The premise of Ellyn Gaydos’s debut memoir Pig Years may seem unpromising, at least to urbanites. And yet even if you’ve never given farming a thought, Gaydos is a writer of such vigorous eloquence that you’ll find yourself riveted ... The memoir imparts an abiding sense of the gravity of these acts—of raising, tending, and killing animals; of planting, nurturing, and harvesting vegetables—that lends an almost sacred quality to Gaydos’s prose ... Unplotted, the memoir is, like life, peppered with significant, unforeseeable incidents ... Such loveliness: prose style is a kind of magic.
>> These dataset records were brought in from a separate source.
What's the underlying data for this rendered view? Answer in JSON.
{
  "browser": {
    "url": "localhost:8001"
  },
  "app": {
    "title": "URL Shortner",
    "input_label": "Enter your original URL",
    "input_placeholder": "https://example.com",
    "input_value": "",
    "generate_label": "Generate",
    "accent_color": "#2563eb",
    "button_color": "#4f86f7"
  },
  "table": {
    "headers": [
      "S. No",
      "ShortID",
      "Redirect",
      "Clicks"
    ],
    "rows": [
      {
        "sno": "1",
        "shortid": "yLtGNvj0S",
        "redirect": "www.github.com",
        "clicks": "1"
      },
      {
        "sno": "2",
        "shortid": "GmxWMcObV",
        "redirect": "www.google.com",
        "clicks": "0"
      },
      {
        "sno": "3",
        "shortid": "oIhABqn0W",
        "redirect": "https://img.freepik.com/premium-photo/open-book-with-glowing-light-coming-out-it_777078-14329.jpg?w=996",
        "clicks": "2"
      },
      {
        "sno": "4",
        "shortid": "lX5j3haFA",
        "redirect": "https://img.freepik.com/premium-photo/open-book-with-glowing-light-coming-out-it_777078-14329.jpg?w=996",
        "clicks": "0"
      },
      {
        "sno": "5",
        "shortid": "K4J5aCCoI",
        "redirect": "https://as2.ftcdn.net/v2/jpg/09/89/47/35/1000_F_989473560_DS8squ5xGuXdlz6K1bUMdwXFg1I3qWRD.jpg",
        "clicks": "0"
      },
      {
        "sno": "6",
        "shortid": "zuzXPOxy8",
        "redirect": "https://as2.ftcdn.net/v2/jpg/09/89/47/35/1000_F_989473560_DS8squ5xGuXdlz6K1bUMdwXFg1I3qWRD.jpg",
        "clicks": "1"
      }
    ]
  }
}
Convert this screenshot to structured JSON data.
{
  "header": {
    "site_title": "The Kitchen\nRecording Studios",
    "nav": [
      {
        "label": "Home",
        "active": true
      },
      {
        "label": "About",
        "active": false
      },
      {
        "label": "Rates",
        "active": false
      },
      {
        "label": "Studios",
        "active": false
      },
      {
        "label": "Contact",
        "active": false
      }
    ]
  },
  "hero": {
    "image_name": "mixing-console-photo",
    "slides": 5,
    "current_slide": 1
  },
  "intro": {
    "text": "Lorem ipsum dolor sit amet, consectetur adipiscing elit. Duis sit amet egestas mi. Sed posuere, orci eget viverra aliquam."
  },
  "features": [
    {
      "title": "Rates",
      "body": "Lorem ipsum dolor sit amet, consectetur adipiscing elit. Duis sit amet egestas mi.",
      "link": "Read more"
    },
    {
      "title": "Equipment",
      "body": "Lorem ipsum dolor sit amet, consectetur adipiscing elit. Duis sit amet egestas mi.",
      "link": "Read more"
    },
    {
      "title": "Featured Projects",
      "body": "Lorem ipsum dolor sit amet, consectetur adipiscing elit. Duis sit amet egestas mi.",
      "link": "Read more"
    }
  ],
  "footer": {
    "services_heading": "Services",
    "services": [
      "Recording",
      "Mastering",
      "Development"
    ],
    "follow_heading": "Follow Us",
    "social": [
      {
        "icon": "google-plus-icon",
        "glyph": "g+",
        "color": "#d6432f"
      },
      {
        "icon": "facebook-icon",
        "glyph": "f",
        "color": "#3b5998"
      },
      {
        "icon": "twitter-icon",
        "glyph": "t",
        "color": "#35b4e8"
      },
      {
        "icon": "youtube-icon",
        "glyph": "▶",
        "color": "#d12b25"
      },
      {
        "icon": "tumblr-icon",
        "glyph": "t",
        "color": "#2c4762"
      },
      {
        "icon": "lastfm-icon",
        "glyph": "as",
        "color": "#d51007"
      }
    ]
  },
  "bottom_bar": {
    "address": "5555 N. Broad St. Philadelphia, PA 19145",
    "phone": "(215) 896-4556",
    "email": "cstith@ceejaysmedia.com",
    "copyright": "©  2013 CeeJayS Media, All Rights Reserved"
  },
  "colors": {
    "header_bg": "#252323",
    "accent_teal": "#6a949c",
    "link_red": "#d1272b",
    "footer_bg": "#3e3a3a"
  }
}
Memoirs about farming tend to slide in one of two directions: the farce or the ode. Neither of those genres is as satisfying as what we have in Ellyn Gaydos’s debut memoir, Pig Years, about her life as a farmhand in New York and Vermont. What this young writer has given us is more of a memento mori, rendering realistic scenes full of vivid and sometimes bizarre detail, always with an acknowledgment — on the surface or just under it — of the inescapable facts that life entails death, and growth, and arises from decay ... Her extended exploration of what it is to nurture life (wild and domesticated, plant and animal) and also end it is one of the most compelling parts of the book ... Occasionally, the writing is overripe and Gaydos’s thoughts seem undigested. We can feel, just behind these pages, the notebooks she filled on hot summer nights after pigs were fed and weeds were pulled. But the overall effect is of access and intimacy; Gaydos lets us into her world, and we follow her to the worthy and unforgiving place where nature and agriculture meet.
Stunning ... While each year follows the seasons, the book, as a whole, turns slowly from spring to winter. Both the structure and the writing are careful, controlled and exquisite ... Her tone is serious, her prose laced with gorgeous description ... Her writing is evocative but never sentimental ... The possibility of death hums through these chapters ... Pig Years is an unsparing look at a tough way of living. Gaydos is careful to bleed any romance out of the hard, hard work of farming, yet stripped to its essence, its meaning and its importance, she reveals it to be a beautiful thing.
Gaydos' close eye on the natural world allows us to vividly see the cycle of a farm's blossoming and dying seasons. She doesn't look away from any part of it, either from newborn pig life, for instance, or from the pigs' later deaths—the procedures of slaughter and the preparation of the pork that she will eat and sell ... Gaydos' cleareyed, sometimes intense perspective reminds us that farm work is not always pretty: It often involves constant near-poverty, injuries, even desperation. Still, Pig Years is a poetic meditation on fertility, loss and the farmworkers who eke out a marginal living as long as they can. It's a narrative that evokes the pleasures and perils of life and work on a small farm.
An ode to pig farming that waxes poetic in its simple majesty; readers will revel in the beautiful imagery and lyricism of this tribute to farm life ... Husbandry is portrayed with the rhythmic storytelling of Gaydos’s masterful, rapturously refreshing, and immersive writing: a delicate balance between the graceful beauty and cruel reality of farm life, loss and abundance, longing and belonging. Gaydos’s narration is so beautiful and omniscient, it feels less like a farmer’s almanac than a guided meditation through the Northeast’s harsh winters and hot summers. Her clean linen language and sophisticated writing style is sure to move readers as it turns a pigsty into an oasis and a sunburn into a warm weather kiss. Readers will fall in love with Gaydos’s humble commitment to feeding her soul through farming. More than a memoir; it’s a sensory experience of the complexities of loving and living the not-so simple simple life while hovering just above the poverty line ... This diamond in the rough is sure to be a bestseller.
In turns lyrical and brutal ... Gaydos brings a realist view to her work ... It all adds up to a powerful meditation on the cycle of life, 'the flowering of the earth, its bloom and attendant rot.' This one will stick with readers long after the last page is turned.
A complex and fraught portrait of a lifestyle that is simultaneously protective, precarious, and resistant to change ... Lyrical and cleareyed insight into farming from a writer devoted to both crafts.